In keeping with that emphasis, Obama will also announce that he plans to hold a summit of sub-Saharan African leaders in Washington next year.

"It's something other countries have done," Rhodes said. "What we want to do is continue the kind of high-level engagement we've had on this trip."

Comments
  • Nathan Lombard - 2013-06-30 09:15

    Hmmmm. Apparently my comment was deemed inappropriate. Will try saying the opposite. This money will be well invested, not stolen, and not used to fuel the gravy train.

  • Marz Smith - 2013-06-30 09:18

    This is good. More countries would start investing in South-Africa and help boost the rand. Quite funny, We have A small military base on the school grounds next to us. Took me 15 minutes to drive to the corner shop and have plenty of military aircraft flying up and down. Police on every single corner.

  • Martin Williams - 2013-06-30 09:24

    WTF? US is bankrupt. This is like the blind leading the blind.

      IAnon Ym - 2013-06-30 09:39

      HeHe - perhaps Obama is a bigger BS'ter than ZumZum, though the colour seems to match!

      Deon de Lange - 2013-06-30 10:40

      You're only bankrupt when your bank says so.
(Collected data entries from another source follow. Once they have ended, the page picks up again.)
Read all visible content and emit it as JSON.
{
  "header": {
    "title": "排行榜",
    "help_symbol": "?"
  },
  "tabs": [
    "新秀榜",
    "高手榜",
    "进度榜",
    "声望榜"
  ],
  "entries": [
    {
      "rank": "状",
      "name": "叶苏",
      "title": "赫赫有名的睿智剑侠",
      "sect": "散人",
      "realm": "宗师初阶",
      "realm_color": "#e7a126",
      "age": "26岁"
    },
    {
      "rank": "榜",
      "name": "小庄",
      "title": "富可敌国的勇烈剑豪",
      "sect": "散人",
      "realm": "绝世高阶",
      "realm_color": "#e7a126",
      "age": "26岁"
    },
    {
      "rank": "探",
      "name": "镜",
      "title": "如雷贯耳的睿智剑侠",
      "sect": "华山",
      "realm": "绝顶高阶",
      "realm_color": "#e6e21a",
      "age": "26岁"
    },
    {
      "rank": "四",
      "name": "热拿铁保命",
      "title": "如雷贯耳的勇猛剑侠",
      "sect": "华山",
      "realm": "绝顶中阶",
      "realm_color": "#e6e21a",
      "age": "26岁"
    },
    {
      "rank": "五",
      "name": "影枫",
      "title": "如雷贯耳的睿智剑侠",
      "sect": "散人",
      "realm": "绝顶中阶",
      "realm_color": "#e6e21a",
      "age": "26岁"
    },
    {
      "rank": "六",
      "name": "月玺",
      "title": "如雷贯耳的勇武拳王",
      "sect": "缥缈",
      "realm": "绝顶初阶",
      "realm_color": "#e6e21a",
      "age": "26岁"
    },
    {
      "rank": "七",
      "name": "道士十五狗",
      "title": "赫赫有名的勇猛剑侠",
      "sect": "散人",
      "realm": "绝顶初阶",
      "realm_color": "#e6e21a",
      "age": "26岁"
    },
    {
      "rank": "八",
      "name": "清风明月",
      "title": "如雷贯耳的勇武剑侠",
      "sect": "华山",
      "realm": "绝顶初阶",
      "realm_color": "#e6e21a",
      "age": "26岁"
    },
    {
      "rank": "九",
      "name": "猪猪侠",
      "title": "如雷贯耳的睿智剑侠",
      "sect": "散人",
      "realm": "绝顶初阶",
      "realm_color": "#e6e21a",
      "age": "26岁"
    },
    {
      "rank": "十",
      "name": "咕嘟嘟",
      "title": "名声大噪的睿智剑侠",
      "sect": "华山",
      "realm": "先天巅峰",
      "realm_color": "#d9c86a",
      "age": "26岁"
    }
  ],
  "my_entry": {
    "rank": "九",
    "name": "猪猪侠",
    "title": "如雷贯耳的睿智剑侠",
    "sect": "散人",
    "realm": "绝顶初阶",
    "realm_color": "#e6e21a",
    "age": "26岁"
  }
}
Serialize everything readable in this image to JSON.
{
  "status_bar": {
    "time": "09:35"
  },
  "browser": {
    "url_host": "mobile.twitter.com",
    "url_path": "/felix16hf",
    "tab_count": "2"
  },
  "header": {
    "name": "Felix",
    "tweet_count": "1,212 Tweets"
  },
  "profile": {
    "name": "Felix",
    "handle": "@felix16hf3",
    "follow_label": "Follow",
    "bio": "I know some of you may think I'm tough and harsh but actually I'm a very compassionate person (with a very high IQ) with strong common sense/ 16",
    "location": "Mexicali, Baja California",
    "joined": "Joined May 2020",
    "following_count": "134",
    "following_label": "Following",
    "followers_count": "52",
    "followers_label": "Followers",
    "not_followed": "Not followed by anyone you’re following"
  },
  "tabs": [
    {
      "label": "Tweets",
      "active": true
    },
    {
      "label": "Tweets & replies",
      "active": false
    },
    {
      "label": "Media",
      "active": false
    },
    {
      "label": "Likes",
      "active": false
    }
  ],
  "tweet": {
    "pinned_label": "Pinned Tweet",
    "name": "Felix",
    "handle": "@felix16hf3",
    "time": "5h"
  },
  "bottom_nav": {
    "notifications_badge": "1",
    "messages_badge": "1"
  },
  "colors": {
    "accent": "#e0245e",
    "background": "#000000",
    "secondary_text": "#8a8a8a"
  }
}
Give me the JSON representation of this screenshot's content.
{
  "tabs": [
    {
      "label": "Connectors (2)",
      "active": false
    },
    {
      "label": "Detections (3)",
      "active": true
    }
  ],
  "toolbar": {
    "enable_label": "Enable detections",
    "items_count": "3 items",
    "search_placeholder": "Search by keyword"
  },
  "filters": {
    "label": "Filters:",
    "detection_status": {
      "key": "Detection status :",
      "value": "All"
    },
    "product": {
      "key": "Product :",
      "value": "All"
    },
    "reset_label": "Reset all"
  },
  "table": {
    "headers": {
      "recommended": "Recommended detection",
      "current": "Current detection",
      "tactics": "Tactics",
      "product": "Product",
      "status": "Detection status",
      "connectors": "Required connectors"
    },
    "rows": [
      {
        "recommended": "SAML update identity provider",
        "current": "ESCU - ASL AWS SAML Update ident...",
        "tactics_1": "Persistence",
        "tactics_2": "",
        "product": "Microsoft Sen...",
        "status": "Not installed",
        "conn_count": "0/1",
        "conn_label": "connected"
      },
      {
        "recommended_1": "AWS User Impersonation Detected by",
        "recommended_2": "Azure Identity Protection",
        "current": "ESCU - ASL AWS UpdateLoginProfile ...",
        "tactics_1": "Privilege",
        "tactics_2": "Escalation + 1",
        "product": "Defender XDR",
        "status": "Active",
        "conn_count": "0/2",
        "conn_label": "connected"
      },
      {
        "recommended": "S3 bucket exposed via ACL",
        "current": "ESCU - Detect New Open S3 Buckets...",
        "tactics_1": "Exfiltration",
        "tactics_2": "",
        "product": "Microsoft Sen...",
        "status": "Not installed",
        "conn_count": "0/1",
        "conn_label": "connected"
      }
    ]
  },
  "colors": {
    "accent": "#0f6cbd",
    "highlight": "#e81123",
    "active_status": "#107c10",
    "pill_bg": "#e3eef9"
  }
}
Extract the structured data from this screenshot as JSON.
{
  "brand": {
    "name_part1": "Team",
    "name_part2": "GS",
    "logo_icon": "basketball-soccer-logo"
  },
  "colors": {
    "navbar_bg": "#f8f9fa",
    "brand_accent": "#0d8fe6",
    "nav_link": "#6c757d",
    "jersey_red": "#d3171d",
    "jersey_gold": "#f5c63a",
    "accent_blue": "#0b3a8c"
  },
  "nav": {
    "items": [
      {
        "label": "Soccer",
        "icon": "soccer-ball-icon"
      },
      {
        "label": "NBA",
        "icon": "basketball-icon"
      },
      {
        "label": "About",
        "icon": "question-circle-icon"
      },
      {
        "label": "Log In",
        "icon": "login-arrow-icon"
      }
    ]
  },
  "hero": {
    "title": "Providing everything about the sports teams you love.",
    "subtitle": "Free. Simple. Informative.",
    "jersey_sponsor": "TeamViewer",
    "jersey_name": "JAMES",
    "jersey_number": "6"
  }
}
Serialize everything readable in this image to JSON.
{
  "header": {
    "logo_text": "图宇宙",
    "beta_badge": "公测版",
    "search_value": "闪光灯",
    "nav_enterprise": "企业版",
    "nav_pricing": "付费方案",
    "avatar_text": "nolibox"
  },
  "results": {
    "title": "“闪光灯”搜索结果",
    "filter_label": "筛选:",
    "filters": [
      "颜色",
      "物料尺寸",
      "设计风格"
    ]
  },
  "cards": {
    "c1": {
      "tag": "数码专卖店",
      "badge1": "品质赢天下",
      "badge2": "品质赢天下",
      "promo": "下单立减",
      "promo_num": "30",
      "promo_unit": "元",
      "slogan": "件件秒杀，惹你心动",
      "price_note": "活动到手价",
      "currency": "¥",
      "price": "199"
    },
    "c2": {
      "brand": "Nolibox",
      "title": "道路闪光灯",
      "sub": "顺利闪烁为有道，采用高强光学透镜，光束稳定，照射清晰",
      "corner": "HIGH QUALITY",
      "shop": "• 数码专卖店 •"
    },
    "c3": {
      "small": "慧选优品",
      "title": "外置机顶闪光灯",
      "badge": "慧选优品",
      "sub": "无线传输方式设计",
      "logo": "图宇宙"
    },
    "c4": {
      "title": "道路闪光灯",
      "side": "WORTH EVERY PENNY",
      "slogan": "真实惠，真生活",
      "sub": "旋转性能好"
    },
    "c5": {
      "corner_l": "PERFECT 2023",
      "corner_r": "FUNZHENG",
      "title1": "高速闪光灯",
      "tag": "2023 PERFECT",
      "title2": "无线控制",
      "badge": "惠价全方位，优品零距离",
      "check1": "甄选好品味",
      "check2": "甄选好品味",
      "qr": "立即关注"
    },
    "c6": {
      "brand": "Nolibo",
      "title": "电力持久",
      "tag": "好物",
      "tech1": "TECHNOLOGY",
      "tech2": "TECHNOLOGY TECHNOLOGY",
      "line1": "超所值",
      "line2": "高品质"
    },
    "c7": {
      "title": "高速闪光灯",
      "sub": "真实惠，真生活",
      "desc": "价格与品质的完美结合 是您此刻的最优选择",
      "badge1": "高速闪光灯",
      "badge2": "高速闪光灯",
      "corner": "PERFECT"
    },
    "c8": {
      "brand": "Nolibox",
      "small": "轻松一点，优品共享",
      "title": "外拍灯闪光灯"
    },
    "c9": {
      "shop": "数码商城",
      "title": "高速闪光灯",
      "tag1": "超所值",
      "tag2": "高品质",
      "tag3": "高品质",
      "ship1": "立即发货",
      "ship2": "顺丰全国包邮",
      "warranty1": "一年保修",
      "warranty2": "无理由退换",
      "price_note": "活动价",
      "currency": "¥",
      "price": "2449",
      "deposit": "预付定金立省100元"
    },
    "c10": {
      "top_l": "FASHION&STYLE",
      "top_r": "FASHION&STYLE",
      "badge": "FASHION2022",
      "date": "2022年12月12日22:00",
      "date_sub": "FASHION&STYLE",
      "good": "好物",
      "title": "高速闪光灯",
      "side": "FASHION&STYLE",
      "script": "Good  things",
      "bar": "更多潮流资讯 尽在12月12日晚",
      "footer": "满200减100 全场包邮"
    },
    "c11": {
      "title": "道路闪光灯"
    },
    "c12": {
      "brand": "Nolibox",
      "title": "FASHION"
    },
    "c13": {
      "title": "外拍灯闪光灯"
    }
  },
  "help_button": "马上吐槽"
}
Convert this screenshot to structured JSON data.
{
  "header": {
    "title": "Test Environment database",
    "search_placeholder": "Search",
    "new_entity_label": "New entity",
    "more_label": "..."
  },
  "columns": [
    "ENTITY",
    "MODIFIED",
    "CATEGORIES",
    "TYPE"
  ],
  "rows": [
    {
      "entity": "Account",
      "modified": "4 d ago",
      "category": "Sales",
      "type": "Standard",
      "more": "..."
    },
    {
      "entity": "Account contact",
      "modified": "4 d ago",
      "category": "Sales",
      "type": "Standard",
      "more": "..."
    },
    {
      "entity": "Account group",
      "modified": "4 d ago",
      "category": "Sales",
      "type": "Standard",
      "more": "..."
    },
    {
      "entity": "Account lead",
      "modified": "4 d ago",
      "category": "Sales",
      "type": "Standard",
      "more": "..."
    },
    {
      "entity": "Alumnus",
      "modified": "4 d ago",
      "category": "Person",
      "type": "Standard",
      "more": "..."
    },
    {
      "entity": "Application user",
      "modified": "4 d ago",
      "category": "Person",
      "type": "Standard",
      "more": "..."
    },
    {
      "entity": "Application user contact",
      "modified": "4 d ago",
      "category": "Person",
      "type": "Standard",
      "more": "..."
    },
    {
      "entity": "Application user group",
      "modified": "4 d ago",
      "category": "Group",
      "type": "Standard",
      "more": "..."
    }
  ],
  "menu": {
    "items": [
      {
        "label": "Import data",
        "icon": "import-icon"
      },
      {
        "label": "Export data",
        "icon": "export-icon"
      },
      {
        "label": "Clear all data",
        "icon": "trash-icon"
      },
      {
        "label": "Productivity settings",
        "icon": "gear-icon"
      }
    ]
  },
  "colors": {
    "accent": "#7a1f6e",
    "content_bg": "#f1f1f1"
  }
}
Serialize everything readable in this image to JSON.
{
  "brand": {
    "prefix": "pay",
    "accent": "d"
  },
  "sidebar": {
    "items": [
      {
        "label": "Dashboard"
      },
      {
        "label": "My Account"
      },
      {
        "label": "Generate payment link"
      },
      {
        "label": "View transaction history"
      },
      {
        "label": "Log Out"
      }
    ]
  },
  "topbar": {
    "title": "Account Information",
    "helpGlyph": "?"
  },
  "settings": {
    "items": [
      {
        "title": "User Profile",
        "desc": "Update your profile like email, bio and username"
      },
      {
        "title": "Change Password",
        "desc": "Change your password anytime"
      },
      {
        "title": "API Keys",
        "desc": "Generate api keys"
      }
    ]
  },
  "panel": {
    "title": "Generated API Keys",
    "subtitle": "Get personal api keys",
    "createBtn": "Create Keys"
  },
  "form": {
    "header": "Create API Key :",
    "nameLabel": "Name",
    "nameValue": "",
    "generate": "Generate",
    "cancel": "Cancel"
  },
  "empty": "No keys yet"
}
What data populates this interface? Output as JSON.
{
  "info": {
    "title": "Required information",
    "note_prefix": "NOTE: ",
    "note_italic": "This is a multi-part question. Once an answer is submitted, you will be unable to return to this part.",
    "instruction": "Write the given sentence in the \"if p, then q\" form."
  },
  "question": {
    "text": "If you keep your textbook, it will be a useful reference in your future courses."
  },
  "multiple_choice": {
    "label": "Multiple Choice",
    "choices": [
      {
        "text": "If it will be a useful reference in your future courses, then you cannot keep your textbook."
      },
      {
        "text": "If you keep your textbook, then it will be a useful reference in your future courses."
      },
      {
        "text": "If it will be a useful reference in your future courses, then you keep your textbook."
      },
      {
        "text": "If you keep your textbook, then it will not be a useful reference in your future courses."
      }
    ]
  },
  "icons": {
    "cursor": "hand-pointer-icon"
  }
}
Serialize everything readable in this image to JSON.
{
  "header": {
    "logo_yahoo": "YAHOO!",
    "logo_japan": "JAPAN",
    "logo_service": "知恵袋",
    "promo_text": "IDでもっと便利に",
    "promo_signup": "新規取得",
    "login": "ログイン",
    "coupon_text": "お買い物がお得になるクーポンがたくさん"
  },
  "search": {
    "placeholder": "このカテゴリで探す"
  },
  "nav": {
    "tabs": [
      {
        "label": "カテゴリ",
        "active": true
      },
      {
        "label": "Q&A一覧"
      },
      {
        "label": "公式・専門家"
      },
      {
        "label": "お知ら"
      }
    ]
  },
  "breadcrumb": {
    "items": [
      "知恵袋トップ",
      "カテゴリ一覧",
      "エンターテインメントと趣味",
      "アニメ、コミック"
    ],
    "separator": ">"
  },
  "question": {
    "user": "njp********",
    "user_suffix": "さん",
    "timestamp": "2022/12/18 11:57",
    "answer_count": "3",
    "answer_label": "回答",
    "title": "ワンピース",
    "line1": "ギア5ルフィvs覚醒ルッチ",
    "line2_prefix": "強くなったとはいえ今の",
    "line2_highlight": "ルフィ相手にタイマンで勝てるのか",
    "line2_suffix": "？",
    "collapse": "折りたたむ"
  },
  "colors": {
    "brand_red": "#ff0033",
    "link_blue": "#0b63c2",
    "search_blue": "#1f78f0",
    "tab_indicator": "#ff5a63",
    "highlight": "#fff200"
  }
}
And Obama's bank (China) has not yet said so.

  • Joseph Lefa Sobuthongo - 2013-06-30 09:35

    what a good initiative by the U.S PRESIDENT AND THE U.S GOVERNMENT,AS CITIZENS WE HAVE TO ACKNOWLEDGE SUCH INITIATIVES BUT WE ALL KNOW THAT THESE COUNTRIES COME TO AFRICA ONLY TO EXPLOIT OUR RESOURCES AND OUR UNDER-PRIVILAGED PEOPLE. AFTER ALL HE HAS SAID IT HIMSELF,ITS TIME FOR CHANGE AND LETS ALL SUPPORT SUCH INITIATIVES ON THE VITUE TO BENEFIT OUR UNDER-DEVELOPED SOCIETIES,ITS TIME WE USE OUR OWN RESOURCES TO BENEFIT OUR COURSE. LETS ALL RALLY BEHIND ACADEMIC EXCELLENCY AS IT IS OUR ONLY HOPE FOR ECONOMIC,POLITICAL AND SOCIAL CHANGE AND COHESION.

      Deon de Lange - 2013-06-30 10:38

      No need to shout.

  • Jacqui Daane Van Rensburg - 2013-06-30 11:46

    We see this as a next phase in competing with the Chinese would have been a more sincere answer. We all know that the growing Chinese influence in Africa, and elsewhere, is a thorn in America's side.

      kevin.brett - 2013-06-30 12:05

      I like this thought. There is always something in it for America, otherwise they wouldn't help. No such thing as a free lunch nor a debt forgotten. Take my money and my skilled people, I don't want anything back. Yes, believable. Kind of like old school mob tactics on a worldly scale.